NYU had a deal with Citibank (private student loans) to offer prime minus 1%, without it ever to exceed 8.25% or 8.5%. I believe if you consolidate your loan, you loose that offer. So anyway, I just called Sallie Mae with one of their special offer coupon codes, waited 15 minutes to talk to a rep, who told me that if I consolidated the loans, the interest rate would be between 7.75% to - 14.25% (yikes!), depending on your credit. ARE THEY KIDDING? I thought consolidation was to bump the interest lower, kind of like taking out a second mortgage. 14.25% is like not taking a loan out, and just using your credit card to pay for school, jeez, at least you could get 100,000 frequent flyer miles if you use a rewards credit card. 7.75% is if you have good credit. So I told that rep, look my interest rates are 7.25%, why would I want to use your service? And continued to tell her that Citibank offers a consolidation deal where it's prime minus .5% if you consolidate with them AND register to pay online, and then after 36 months of paying they know off another .5%. And she said that Sallie Mae doesn't do offer incentives like that. Also, don't go through the process of applying to see what rate you get because they do a credit check (similar to applying for a credit card), which adversely affects your credit score. What ever happened to the story that broke out about all these loan officers of various schools getting incentives from Citibank? I thought Citibank Student Loan Corporation was going to pay $33.7 billion to 2 million students. When is that schedule to happen? I called Sallie Mae (who was involved in that scandal), and of course the reps outsourced to India, didn't really know anything about that story. How convenient...
Reading the FINE PRINT:
-If you want to consolidate your loans to have one payment each month.
-It want to reduce your monthly payment amounts (but you'll end up paying your loan longer and more).
-Sacrificing the NYU deal that was made with Citibank (prime minus 1% capped at 8.5%).
-You might have 2 or 3 payments, but if you're organized, this shouldn't bother you. You have to write out a separate check for each loan. Don't assume that you can add your loan amounts with Citibank, your payment will just go to one loan and not the others, then you'll incur late fees.
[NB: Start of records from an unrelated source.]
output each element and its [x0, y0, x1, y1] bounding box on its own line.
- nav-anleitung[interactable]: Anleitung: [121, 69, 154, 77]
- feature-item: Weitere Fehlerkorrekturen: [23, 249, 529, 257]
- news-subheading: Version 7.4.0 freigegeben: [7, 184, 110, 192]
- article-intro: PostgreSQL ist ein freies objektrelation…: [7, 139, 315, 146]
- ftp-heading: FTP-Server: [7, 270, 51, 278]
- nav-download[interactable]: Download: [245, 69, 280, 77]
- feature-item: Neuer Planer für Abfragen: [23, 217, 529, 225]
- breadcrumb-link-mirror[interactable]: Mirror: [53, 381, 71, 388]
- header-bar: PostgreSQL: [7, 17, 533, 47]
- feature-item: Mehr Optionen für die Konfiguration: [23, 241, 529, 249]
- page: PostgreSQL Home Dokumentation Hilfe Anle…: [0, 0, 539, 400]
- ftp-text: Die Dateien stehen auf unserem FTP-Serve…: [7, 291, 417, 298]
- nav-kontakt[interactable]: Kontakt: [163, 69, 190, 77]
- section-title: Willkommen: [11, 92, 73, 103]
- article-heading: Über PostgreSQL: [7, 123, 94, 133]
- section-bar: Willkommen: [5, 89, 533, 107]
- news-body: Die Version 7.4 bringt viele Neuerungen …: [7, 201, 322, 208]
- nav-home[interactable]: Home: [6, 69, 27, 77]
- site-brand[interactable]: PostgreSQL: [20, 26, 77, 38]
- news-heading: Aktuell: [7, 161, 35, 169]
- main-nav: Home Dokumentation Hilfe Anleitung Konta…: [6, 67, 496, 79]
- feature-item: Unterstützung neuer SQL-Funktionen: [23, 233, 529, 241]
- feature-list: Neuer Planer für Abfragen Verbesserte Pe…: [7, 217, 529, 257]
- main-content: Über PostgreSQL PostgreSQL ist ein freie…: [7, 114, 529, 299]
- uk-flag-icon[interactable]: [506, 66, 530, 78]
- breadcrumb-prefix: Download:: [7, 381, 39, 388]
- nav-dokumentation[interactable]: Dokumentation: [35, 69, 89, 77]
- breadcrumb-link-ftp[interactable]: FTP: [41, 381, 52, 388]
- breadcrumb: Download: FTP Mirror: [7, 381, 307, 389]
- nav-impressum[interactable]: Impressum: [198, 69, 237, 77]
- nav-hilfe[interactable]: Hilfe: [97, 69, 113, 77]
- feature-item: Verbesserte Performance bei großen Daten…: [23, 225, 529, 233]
Just kind of view these annoyances as micro payments.
Interesting story about Citigroup, CEO, Charles Prince, resigns after emergency meeting, but don't feel sorry for him because he gets to take part of our loan money home, specifically this amount:
$87 million on top of the roughly $53.1 million in pay he took home in the last four years... plus a pension worth $1.74 million and another one million stock options (estimated at $4 million).
Why this sloth should be skewered? He spins and wins his yacht. Funny that the New York Times link named this file 02jabba. Does that name coincide with Jabba, the Hutt because he kind of looks like Jabba anyway.
Wouldn't it be neat if Michael Moore did a documentary on privatizing student loans?